Temperature range: No specific information. Nevertheless, the native range is equatorial, indicating a strictly tropical species.
Reproductive habits: No specific information located. Likely a nest builder that provides parental protection to young like other snakeheads.
Feeding habits: No specific information. In considering this species as a game fish, Copley (1952) remarked that it ate frogs and worms, as well as fishes. Probably a thrust predator like other channid fishes.
Characters: Patch of scales present in gular region. No canines on prevomer or palatines.

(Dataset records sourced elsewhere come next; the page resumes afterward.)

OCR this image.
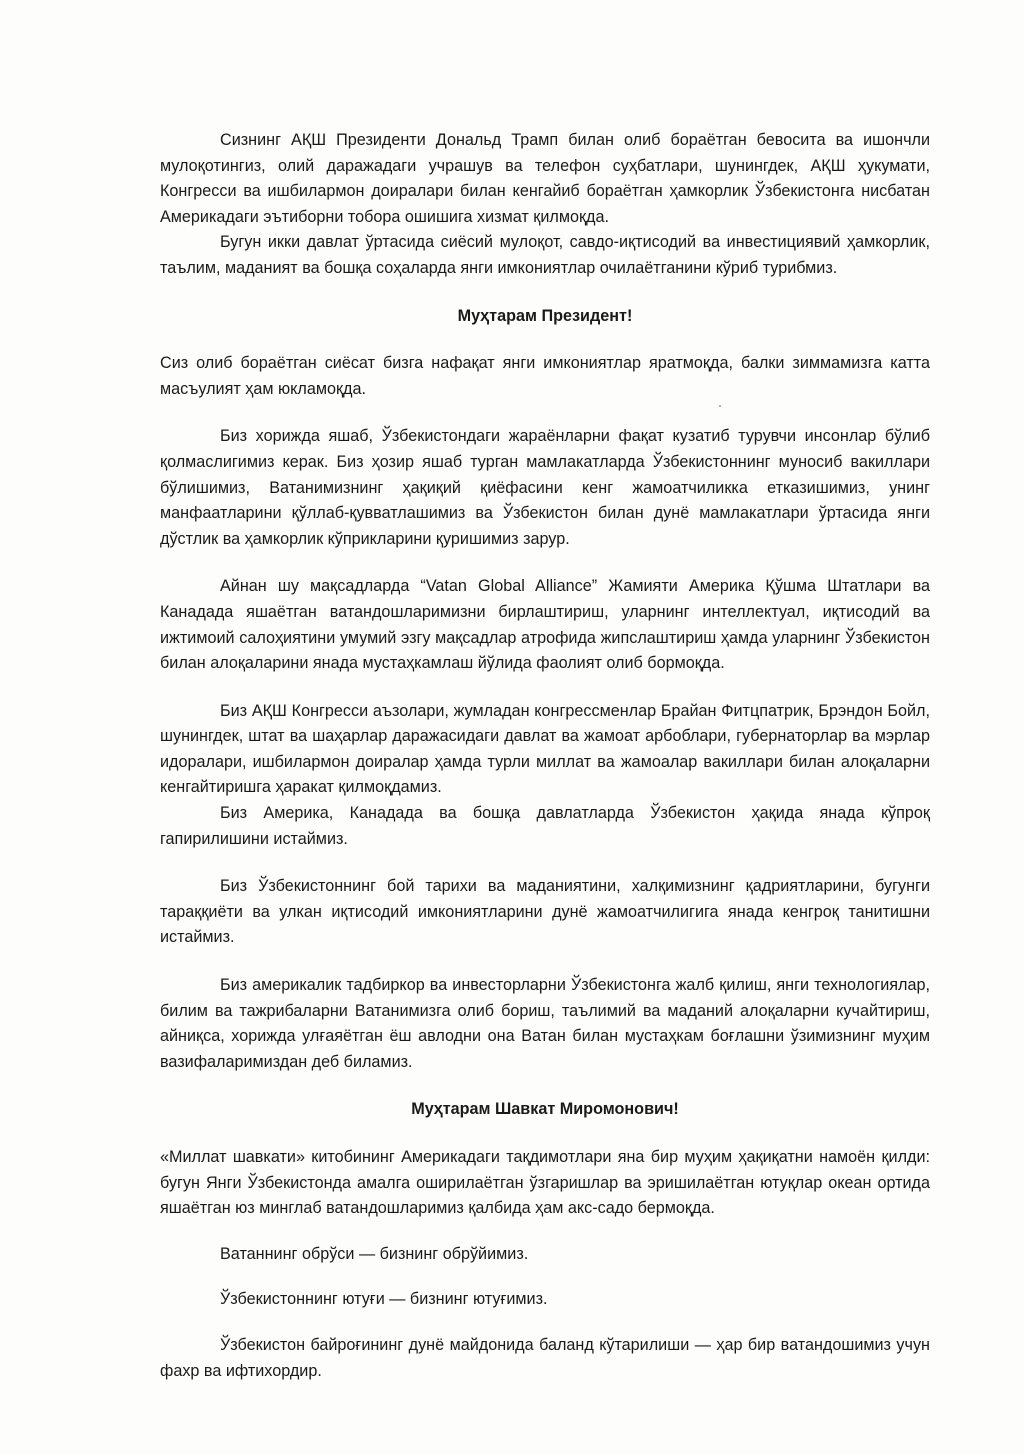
Сизнинг АҚШ Президенти Дональд Трамп билан олиб бораётган бевосита ва ишончли мулоқотингиз, олий даражадаги учрашув ва телефон суҳбатлари, шунингдек, АҚШ ҳукумати, Конгресси ва ишбилармон доиралари билан кенгайиб бораётган ҳамкорлик Ўзбекистонга нисбатан Америкадаги эътиборни тобора ошишига хизмат қилмоқда.

Бугун икки давлат ўртасида сиёсий мулоқот, савдо-иқтисодий ва инвестициявий ҳамкорлик, таълим, маданият ва бошқа соҳаларда янги имкониятлар очилаётганини кўриб турибмиз.

Муҳтарам Президент!

Сиз олиб бораётган сиёсат бизга нафақат янги имкониятлар яратмоқда, балки зиммамизга катта масъулият ҳам юкламоқда.

Биз хорижда яшаб, Ўзбекистондаги жараёнларни фақат кузатиб турувчи инсонлар бўлиб қолмаслигимиз керак. Биз ҳозир яшаб турган мамлакатларда Ўзбекистоннинг муносиб вакиллари бўлишимиз, Ватанимизнинг ҳақиқий қиёфасини кенг жамоатчиликка етказишимиз, унинг манфаатларини қўллаб-қувватлашимиз ва Ўзбекистон билан дунё мамлакатлари ўртасида янги дўстлик ва ҳамкорлик кўприкларини қуришимиз зарур.

Айнан шу мақсадларда “Vatan Global Alliance” Жамияти Америка Қўшма Штатлари ва Канадада яшаётган ватандошларимизни бирлаштириш, уларнинг интеллектуал, иқтисодий ва ижтимоий салоҳиятини умумий эзгу мақсадлар атрофида жипслаштириш ҳамда уларнинг Ўзбекистон билан алоқаларини янада мустаҳкамлаш йўлида фаолият олиб бормоқда.

Биз АҚШ Конгресси аъзолари, жумладан конгрессменлар Брайан Фитцпатрик, Брэндон Бойл, шунингдек, штат ва шаҳарлар даражасидаги давлат ва жамоат арбоблари, губернаторлар ва мэрлар идоралари, ишбилармон доиралар ҳамда турли миллат ва жамоалар вакиллари билан алоқаларни кенгайтиришга ҳаракат қилмоқдамиз.

Биз Америка, Канадада ва бошқа давлатларда Ўзбекистон ҳақида янада кўпроқ гапирилишини истаймиз.

Биз Ўзбекистоннинг бой тарихи ва маданиятини, халқимизнинг қадриятларини, бугунги тараққиёти ва улкан иқтисодий имкониятларини дунё жамоатчилигига янада кенгроқ танитишни истаймиз.

Биз америкалик тадбиркор ва инвесторларни Ўзбекистонга жалб қилиш, янги технологиялар, билим ва тажрибаларни Ватанимизга олиб бориш, таълимий ва маданий алоқаларни кучайтириш, айниқса, хорижда улғаяётган ёш авлодни она Ватан билан мустаҳкам боғлашни ўзимизнинг муҳим вазифаларимиздан деб биламиз.

Муҳтарам Шавкат Миромонович!

«Миллат шавкати» китобининг Америкадаги тақдимотлари яна бир муҳим ҳақиқатни намоён қилди: бугун Янги Ўзбекистонда амалга оширилаётган ўзгаришлар ва эришилаётган ютуқлар океан ортида яшаётган юз минглаб ватандошларимиз қалбида ҳам акс-садо бермоқда.

Ватаннинг обрўси — бизнинг обрўйимиз.

Ўзбекистоннинг ютуғи — бизнинг ютуғимиз.

Ўзбекистон байроғининг дунё майдонида баланд кўтарилиши — ҳар бир ватандошимиз учун фахр ва ифтихордир.
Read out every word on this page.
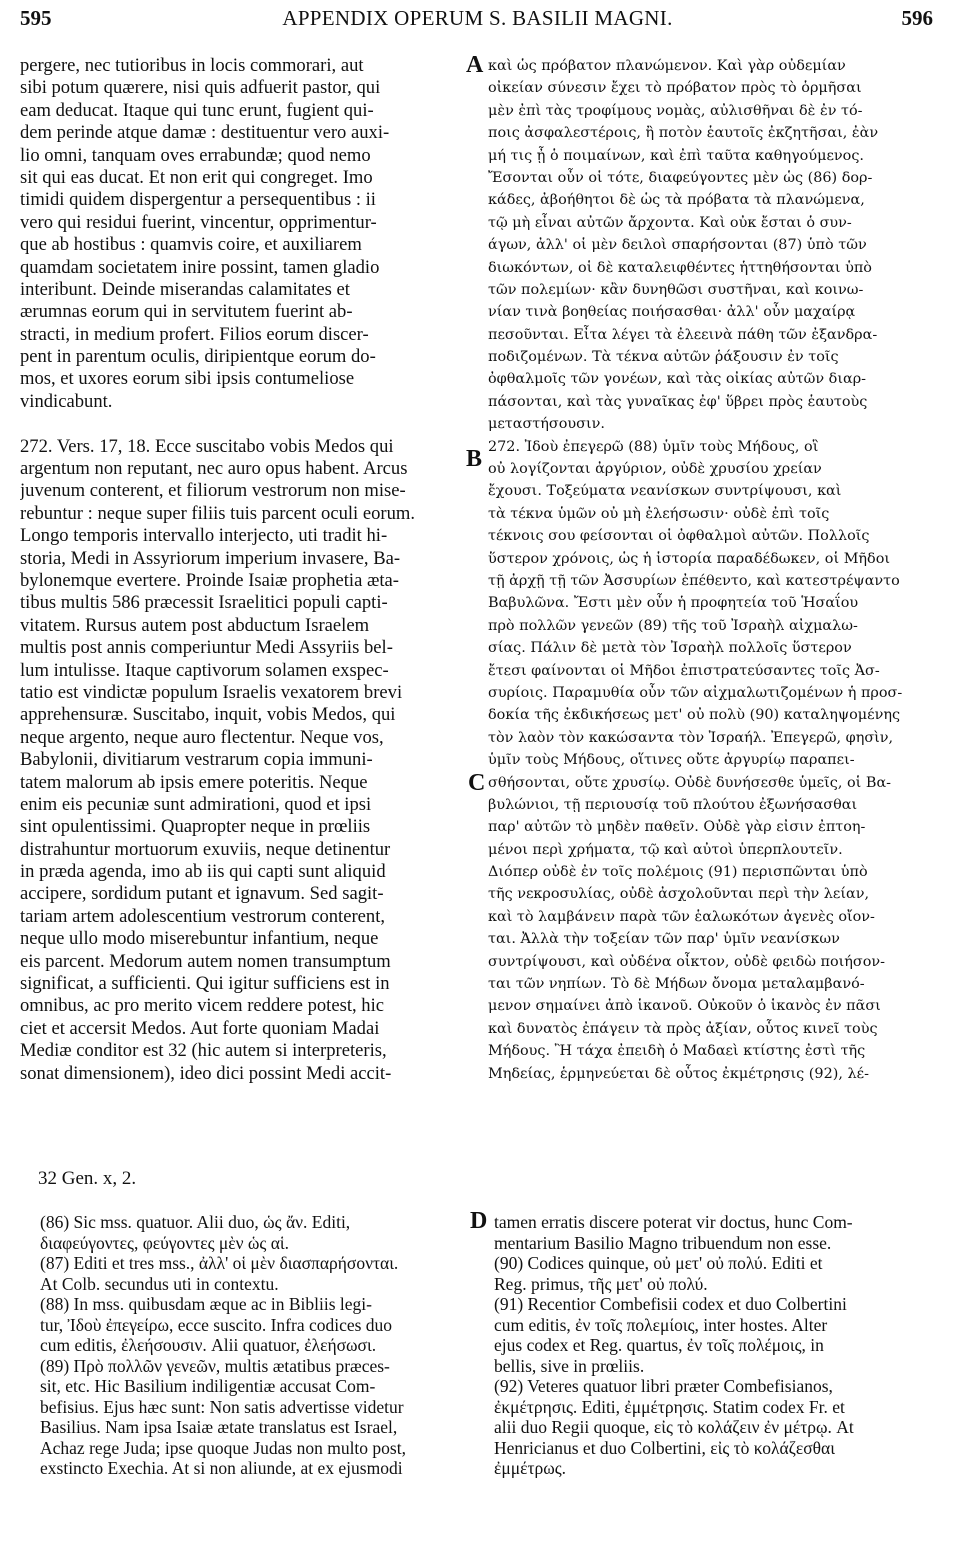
595	APPENDIX OPERUM S. BASILII MAGNI.	596
pergere, nec tutioribus in locis commorari, aut
sibi potum quærere, nisi quis adfuerit pastor, qui
eam deducat. Itaque qui tunc erunt, fugient qui-
dem perinde atque damæ : destituentur vero auxi-
lio omni, tanquam oves errabundæ; quod nemo
sit qui eas ducat. Et non erit qui congreget. Imo
timidi quidem dispergentur a persequentibus : ii
vero qui residui fuerint, vincentur, opprimentur-
que ab hostibus : quamvis coire, et auxiliarem
quamdam societatem inire possint, tamen gladio
interibunt. Deinde miserandas calamitates et
ærumnas eorum qui in servitutem fuerint ab-
stracti, in medium profert. Filios eorum discer-
pent in parentum oculis, diripientque eorum do-
mos, et uxores eorum sibi ipsis contumeliose
vindicabunt.
272. Vers. 17, 18. Ecce suscitabo vobis Medos qui
argentum non reputant, nec auro opus habent. Arcus
juvenum conterent, et filiorum vestrorum non mise-
rebuntur : neque super filiis tuis parcent oculi eorum.
Longo temporis intervallo interjecto, uti tradit hi-
storia, Medi in Assyriorum imperium invasere, Ba-
bylonemque evertere. Proinde Isaiæ prophetia æta-
tibus multis 586 præcessit Israelitici populi capti-
vitatem. Rursus autem post abductum Israelem
multis post annis comperiuntur Medi Assyriis bel-
lum intulisse. Itaque captivorum solamen exspec-
tatio est vindictæ populum Israelis vexatorem brevi
apprehensuræ. Suscitabo, inquit, vobis Medos, qui
neque argento, neque auro flectentur. Neque vos,
Babylonii, divitiarum vestrarum copia immuni-
tatem malorum ab ipsis emere poteritis. Neque
enim eis pecuniæ sunt admirationi, quod et ipsi
sint opulentissimi. Quapropter neque in prœliis
distrahuntur mortuorum exuviis, neque detinentur
in præda agenda, imo ab iis qui capti sunt aliquid
accipere, sordidum putant et ignavum. Sed sagit-
tariam artem adolescentium vestrorum conterent,
neque ullo modo miserebuntur infantium, neque
eis parcent. Medorum autem nomen transumptum
significat, a sufficienti. Qui igitur sufficiens est in
omnibus, ac pro merito vicem reddere potest, hic
ciet et accersit Medos. Aut forte quoniam Madai
Mediæ conditor est 32 (hic autem si interpreteris,
sonat dimensionem), ideo dici possint Medi accit-
καὶ ὡς πρόβατον πλανώμενον. Καὶ γὰρ οὐδεμίαν
οἰκείαν σύνεσιν ἔχει τὸ πρόβατον πρὸς τὸ ὁρμῆσαι
μὲν ἐπὶ τὰς τροφίμους νομὰς, αὐλισθῆναι δὲ ἐν τό-
ποις ἀσφαλεστέροις, ἢ ποτὸν ἑαυτοῖς ἐκζητῆσαι, ἐὰν
μή τις ᾖ ὁ ποιμαίνων, καὶ ἐπὶ ταῦτα καθηγούμενος.
Ἔσονται οὖν οἱ τότε, διαφεύγοντες μὲν ὡς (86) δορ-
κάδες, ἀβοήθητοι δὲ ὡς τὰ πρόβατα τὰ πλανώμενα,
τῷ μὴ εἶναι αὐτῶν ἄρχοντα. Καὶ οὐκ ἔσται ὁ συν-
άγων, ἀλλ' οἱ μὲν δειλοὶ σπαρήσονται (87) ὑπὸ τῶν
διωκόντων, οἱ δὲ καταλειφθέντες ἡττηθήσονται ὑπὸ
τῶν πολεμίων· κἂν δυνηθῶσι συστῆναι, καὶ κοινω-
νίαν τινὰ βοηθείας ποιήσασθαι· ἀλλ' οὖν μαχαίρᾳ
πεσοῦνται. Εἶτα λέγει τὰ ἐλεεινὰ πάθη τῶν ἐξανδρα-
ποδιζομένων. Τὰ τέκνα αὐτῶν ῥάξουσιν ἐν τοῖς
ὀφθαλμοῖς τῶν γονέων, καὶ τὰς οἰκίας αὐτῶν διαρ-
πάσονται, καὶ τὰς γυναῖκας ἐφ' ὕβρει πρὸς ἑαυτοὺς
μεταστήσουσιν.
272. Ἰδοὺ ἐπεγερῶ (88) ὑμῖν τοὺς Μήδους, οἳ
οὐ λογίζονται ἀργύριον, οὐδὲ χρυσίου χρείαν
ἔχουσι. Τοξεύματα νεανίσκων συντρίψουσι, καὶ
τὰ τέκνα ὑμῶν οὐ μὴ ἐλεήσωσιν· οὐδὲ ἐπὶ τοῖς
τέκνοις σου φείσονται οἱ ὀφθαλμοὶ αὐτῶν. Πολλοῖς
ὕστερον χρόνοις, ὡς ἡ ἱστορία παραδέδωκεν, οἱ Μῆδοι
τῇ ἀρχῇ τῇ τῶν Ἀσσυρίων ἐπέθεντο, καὶ κατεστρέψαντο
Βαβυλῶνα. Ἔστι μὲν οὖν ἡ προφητεία τοῦ Ἡσαΐου
πρὸ πολλῶν γενεῶν (89) τῆς τοῦ Ἰσραὴλ αἰχμαλω-
σίας. Πάλιν δὲ μετὰ τὸν Ἰσραὴλ πολλοῖς ὕστερον
ἔτεσι φαίνονται οἱ Μῆδοι ἐπιστρατεύσαντες τοῖς Ἀσ-
συρίοις. Παραμυθία οὖν τῶν αἰχμαλωτιζομένων ἡ προσ-
δοκία τῆς ἐκδικήσεως μετ' οὐ πολὺ (90) καταληψομένης
τὸν λαὸν τὸν κακώσαντα τὸν Ἰσραήλ. Ἐπεγερῶ, φησὶν,
ὑμῖν τοὺς Μήδους, οἵτινες οὔτε ἀργυρίῳ παραπει-
σθήσονται, οὔτε χρυσίῳ. Οὐδὲ δυνήσεσθε ὑμεῖς, οἱ Βα-
βυλώνιοι, τῇ περιουσίᾳ τοῦ πλούτου ἐξωνήσασθαι
παρ' αὐτῶν τὸ μηδὲν παθεῖν. Οὐδὲ γὰρ εἰσιν ἐπτοη-
μένοι περὶ χρήματα, τῷ καὶ αὐτοὶ ὑπερπλουτεῖν.
Διόπερ οὐδὲ ἐν τοῖς πολέμοις (91) περισπῶνται ὑπὸ
τῆς νεκροσυλίας, οὐδὲ ἀσχολοῦνται περὶ τὴν λείαν,
καὶ τὸ λαμβάνειν παρὰ τῶν ἑαλωκότων ἀγενὲς οἴον-
ται. Ἀλλὰ τὴν τοξείαν τῶν παρ' ὑμῖν νεανίσκων
συντρίψουσι, καὶ οὐδένα οἶκτον, οὐδὲ φειδὼ ποιήσον-
ται τῶν νηπίων. Τὸ δὲ Μήδων ὄνομα μεταλαμβανό-
μενον σημαίνει ἀπὸ ἱκανοῦ. Οὐκοῦν ὁ ἱκανὸς ἐν πᾶσι
καὶ δυνατὸς ἐπάγειν τὰ πρὸς ἀξίαν, οὗτος κινεῖ τοὺς
Μήδους. Ἢ τάχα ἐπειδὴ ὁ Μαδαεὶ κτίστης ἐστὶ τῆς
Μηδείας, ἑρμηνεύεται δὲ οὗτος ἐκμέτρησις (92), λέ-
A
B
C
D
32 Gen. x, 2.
(86) Sic mss. quatuor. Alii duo, ὡς ἄν. Editi,
διαφεύγοντες, φεύγοντες μὲν ὡς αἱ.
(87) Editi et tres mss., ἀλλ' οἱ μὲν διασπαρήσονται.
At Colb. secundus uti in contextu.
(88) In mss. quibusdam æque ac in Bibliis legi-
tur, Ἰδοὺ ἐπεγείρω, ecce suscito. Infra codices duo
cum editis, ἐλεήσουσιν. Alii quatuor, ἐλεήσωσι.
(89) Πρὸ πολλῶν γενεῶν, multis ætatibus præces-
sit, etc. Hic Basilium indiligentiæ accusat Com-
befisius. Ejus hæc sunt: Non satis advertisse videtur
Basilius. Nam ipsa Isaiæ ætate translatus est Israel,
Achaz rege Juda; ipse quoque Judas non multo post,
exstincto Exechia. At si non aliunde, at ex ejusmodi
tamen erratis discere poterat vir doctus, hunc Com-
mentarium Basilio Magno tribuendum non esse.
(90) Codices quinque, οὐ μετ' οὐ πολύ. Editi et
Reg. primus, τῆς μετ' οὐ πολύ.
(91) Recentior Combefisii codex et duo Colbertini
cum editis, ἐν τοῖς πολεμίοις, inter hostes. Alter
ejus codex et Reg. quartus, ἐν τοῖς πολέμοις, in
bellis, sive in prœliis.
(92) Veteres quatuor libri præter Combefisianos,
ἐκμέτρησις. Editi, ἐμμέτρησις. Statim codex Fr. et
alii duo Regii quoque, εἰς τὸ κολάζειν ἐν μέτρῳ. At
Henricianus et duo Colbertini, εἰς τὸ κολάζεσθαι
ἐμμέτρως.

Transverse scales 19-24; lateral line scales 73-83. Dorsal rays 45-48; anal rays 32-35. Head slightly depressed anteriorly and covered with large scales. Lower jaw slightly longer than upper jaw with 3 to 4 large canine teeth. Coloration distinct among African snakeheads in having a series of forward-pointing chevrons on the side of the body posterior to the pectoral fins that extend upward to the base of the dorsal fin (Bonou and Teugels, 1985).
Commercial importance in the United States: Sometimes listed on aquarist-oriented websites and has been periodically sold through aquarium fish retailers. Unknown in live-food fish markets.
Commercial importance in native range: Unknown, but probably available in live-food fish markets.
Environmental concerns: Likely a thrust predator. Native range is equatorial indicating that if introduced this species would be restricted to tropical/subtropical waters.